By now, the Japanese government was committed to a policy of becoming the pre-eminent power in eastern Asia, and of replacing European and American colonial regimes with native governments willing to cooperate with Japanese hegemony. This would guarantee access to the oil, rubber, food, and vital materials that the domestic economy could not provide, but it meant that war with Western powers was inevitable.
The outbreak of World War II in Europe was encouraging to Japan; it meant that Britain, France, and the Netherlands would have fewer forces to protect their Asian holdings, and in 1940 Japan joined Nazi Germany and Fascist Italy in a mutual defence pact. The great concern for Hirohito’s government now was the United States and its powerful bases in the Philippines and Hawaii.
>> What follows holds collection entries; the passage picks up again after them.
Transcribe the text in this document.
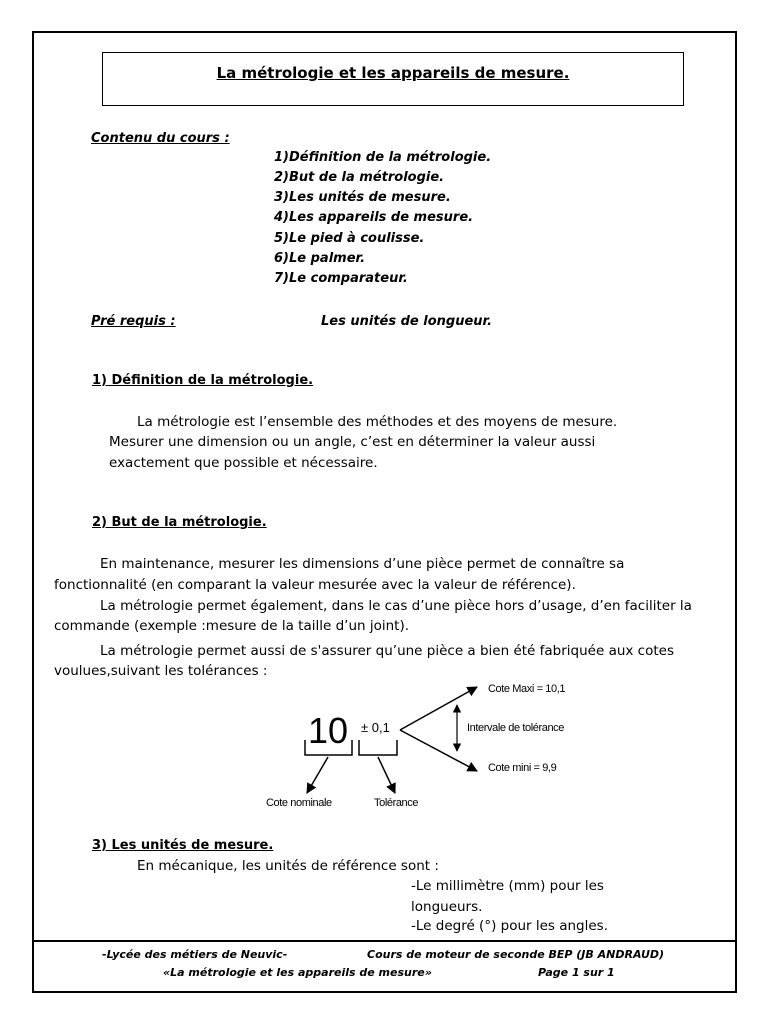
La métrologie et les appareils de mesure.
Contenu du cours :
1)Définition de la métrologie.
2)But de la métrologie.
3)Les unités de mesure.
4)Les appareils de mesure.
5)Le pied à coulisse.
6)Le palmer.
7)Le comparateur.
Pré requis :	Les unités de longueur.
1) Définition de la métrologie.
La métrologie est l’ensemble des méthodes et des moyens de mesure.
Mesurer une dimension ou un angle, c’est en déterminer la valeur aussi
exactement que possible et nécessaire.
2) But de la métrologie.
En maintenance, mesurer les dimensions d’une pièce permet de connaître sa
fonctionnalité (en comparant la valeur mesurée avec la valeur de référence).
La métrologie permet également, dans le cas d’une pièce hors d’usage, d’en faciliter la
commande (exemple :mesure de la taille d’un joint).
La métrologie permet aussi de s'assurer qu’une pièce a bien été fabriquée aux cotes
voulues,suivant les tolérances :
10 ± 0,1
Cote Maxi = 10,1
Intervale de tolérance
Cote mini = 9,9
Cote nominale	Tolérance
3) Les unités de mesure.
En mécanique, les unités de référence sont :
-Le millimètre (mm) pour les
longueurs.
-Le degré (°) pour les angles.
-Lycée des métiers de Neuvic-	Cours de moteur de seconde BEP (JB ANDRAUD)
«La métrologie et les appareils de mesure»	Page 1 sur 1
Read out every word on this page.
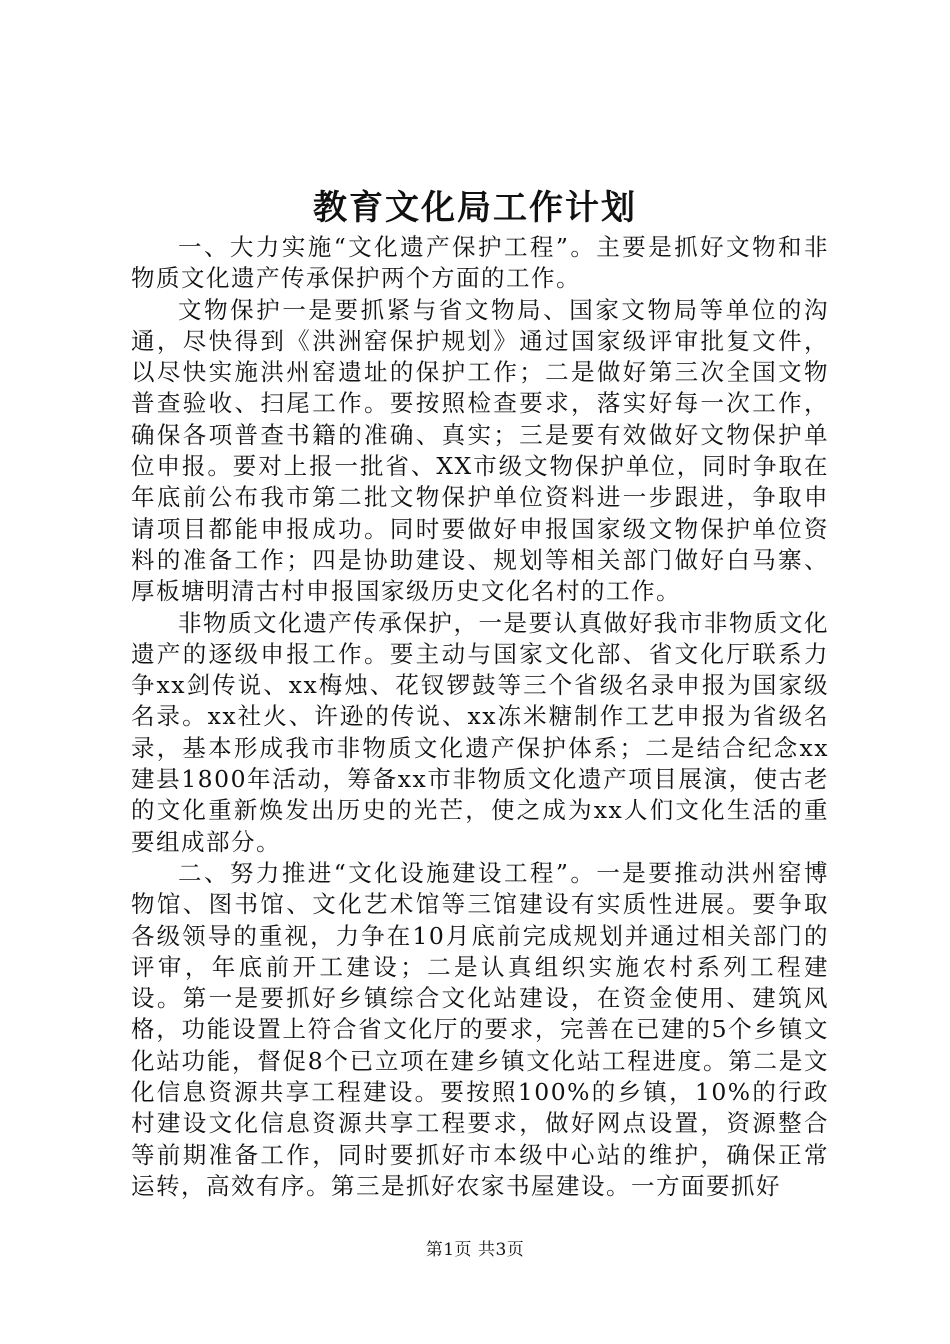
教育文化局工作计划

一、大力实施“文化遗产保护工程”。主要是抓好文物和非物质文化遗产传承保护两个方面的工作。

文物保护一是要抓紧与省文物局、国家文物局等单位的沟通，尽快得到《洪洲窑保护规划》通过国家级评审批复文件，以尽快实施洪州窑遗址的保护工作；二是做好第三次全国文物普查验收、扫尾工作。要按照检查要求，落实好每一次工作，确保各项普查书籍的准确、真实；三是要有效做好文物保护单位申报。要对上报一批省、XX市级文物保护单位，同时争取在年底前公布我市第二批文物保护单位资料进一步跟进，争取申请项目都能申报成功。同时要做好申报国家级文物保护单位资料的准备工作；四是协助建设、规划等相关部门做好白马寨、厚板塘明清古村申报国家级历史文化名村的工作。

非物质文化遗产传承保护，一是要认真做好我市非物质文化遗产的逐级申报工作。要主动与国家文化部、省文化厅联系力争xx剑传说、xx梅烛、花钗锣鼓等三个省级名录申报为国家级名录。xx社火、许逊的传说、xx冻米糖制作工艺申报为省级名录，基本形成我市非物质文化遗产保护体系；二是结合纪念xx建县1800年活动，筹备xx市非物质文化遗产项目展演，使古老的文化重新焕发出历史的光芒，使之成为xx人们文化生活的重要组成部分。

二、努力推进“文化设施建设工程”。一是要推动洪州窑博物馆、图书馆、文化艺术馆等三馆建设有实质性进展。要争取各级领导的重视，力争在10月底前完成规划并通过相关部门的评审，年底前开工建设；二是认真组织实施农村系列工程建设。第一是要抓好乡镇综合文化站建设，在资金使用、建筑风格，功能设置上符合省文化厅的要求，完善在已建的5个乡镇文化站功能，督促8个已立项在建乡镇文化站工程进度。第二是文化信息资源共享工程建设。要按照100%的乡镇，10%的行政村建设文化信息资源共享工程要求，做好网点设置，资源整合等前期准备工作，同时要抓好市本级中心站的维护，确保正常运转，高效有序。第三是抓好农家书屋建设。一方面要抓好

第1页 共3页
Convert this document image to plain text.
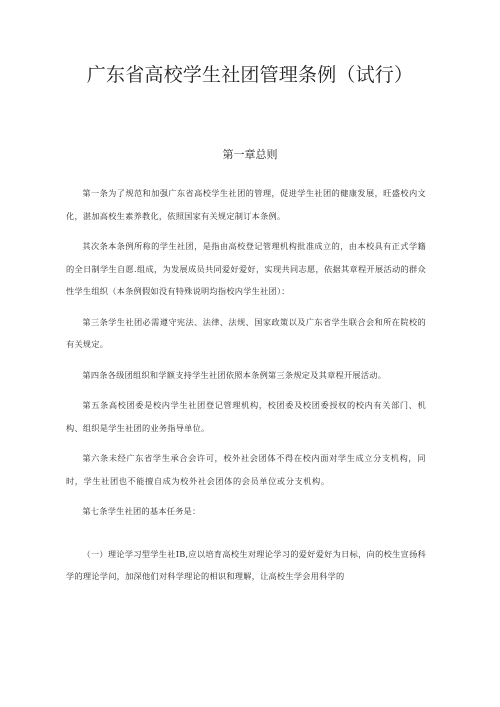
广东省高校学生社团管理条例（试行）
第一章总则

第一条为了规范和加强广东省高校学生社团的管理，促进学生社团的健康发展，旺盛校内文化，湛加高校生素养教化，依照国家有关规定制订本条例。

其次条本条例所称的学生社团，是指由高校登记管理机构批准成立的，由本校具有正式学籍的全日制学生自愿.组成，为发展成员共同爱好爱好，实现共同志愿，依据其章程开展活动的群众性学生组织（本条例假如没有特殊说明均指校内学生社团）：

第三条学生社团必需遵守宪法、法律、法规、国家政策以及广东省学生联合会和所在院校的有关规定。

第四条各级团组织和学额支持学生社团依照本条例第三条规定及其章程开展活动。

第五条高校团委是校内学生社团登记管理机构，校团委及校团委授权的校内有关部门、机构、组织是学生社团的业务指导单位。

第六条未经广东省学生承合会许可，校外社会团体不得在校内面对学生成立分支机构，同时，学生社团也不能擅自成为校外社会团体的会员单位或分支机构。

第七条学生社团的基本任务是：

（一）理论学习型学生社IB,应以培育高校生对理论学习的爱好爱好为日标，向的校生宣扬科学的理论学问，加深他们对科学理论的相识和理解，让高校生学会用科学的
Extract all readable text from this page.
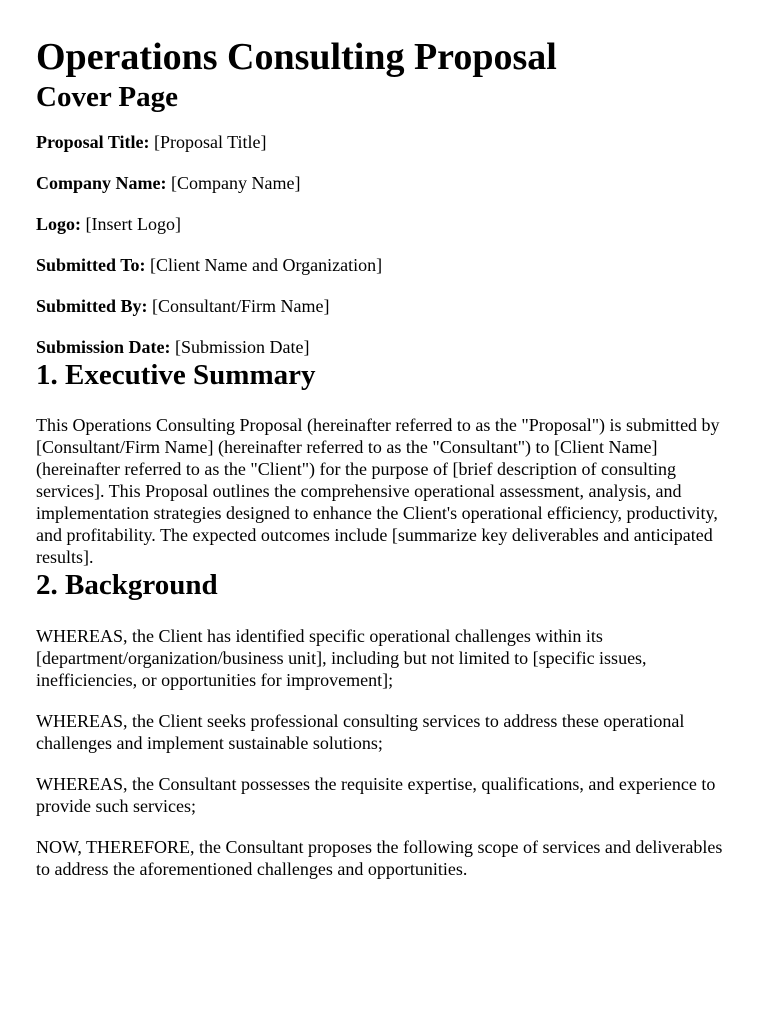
Operations Consulting Proposal
Cover Page

Proposal Title: [Proposal Title]

Company Name: [Company Name]

Logo: [Insert Logo]

Submitted To: [Client Name and Organization]

Submitted By: [Consultant/Firm Name]

Submission Date: [Submission Date]

1. Executive Summary

This Operations Consulting Proposal (hereinafter referred to as the "Proposal") is submitted by [Consultant/Firm Name] (hereinafter referred to as the "Consultant") to [Client Name] (hereinafter referred to as the "Client") for the purpose of [brief description of consulting services]. This Proposal outlines the comprehensive operational assessment, analysis, and implementation strategies designed to enhance the Client's operational efficiency, productivity, and profitability. The expected outcomes include [summarize key deliverables and anticipated results].

2. Background

WHEREAS, the Client has identified specific operational challenges within its [department/organization/business unit], including but not limited to [specific issues, inefficiencies, or opportunities for improvement];

WHEREAS, the Client seeks professional consulting services to address these operational challenges and implement sustainable solutions;

WHEREAS, the Consultant possesses the requisite expertise, qualifications, and experience to provide such services;

NOW, THEREFORE, the Consultant proposes the following scope of services and deliverables to address the aforementioned challenges and opportunities.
After a month of debates and policy papers, Hirohito gave the go-ahead for a war on the Americans, British, and Dutch on Dec. 1, 1941. A fleet of aircraft carriers that had sailed undetected into the North Pacific reached waters off Hawaii on the early morning of Dec. 7. Waves of level bombers, dive bombers, torpedo bombers, and fighters, plus mini-submarines, attacked airfields, ships, and infrastructure, sinking four battleships and three cruisers and destroying 180 aircraft. Over 2,400 Americans were killed while Japanese losses were 29 aircraft, five mini-submarines, and 129 dead.
Japan planned on declaring war before the strike, but a delay in decoding the instructions at their embassy in Washington meant that the declaration was never delivered. Thus, their actions could be depicted as a “sneak attack” and a “day that shall live in infamy.”
Forty-four months later, with Tokyo a smoking ruin and Hiroshima and Nagasaki radioactive heaps of rubble, Hirohito told the Japanese people that “the war situation has developed not necessarily to Japan’s advantage” and ordered them to “endure the unendurable.” Japan had surrendered.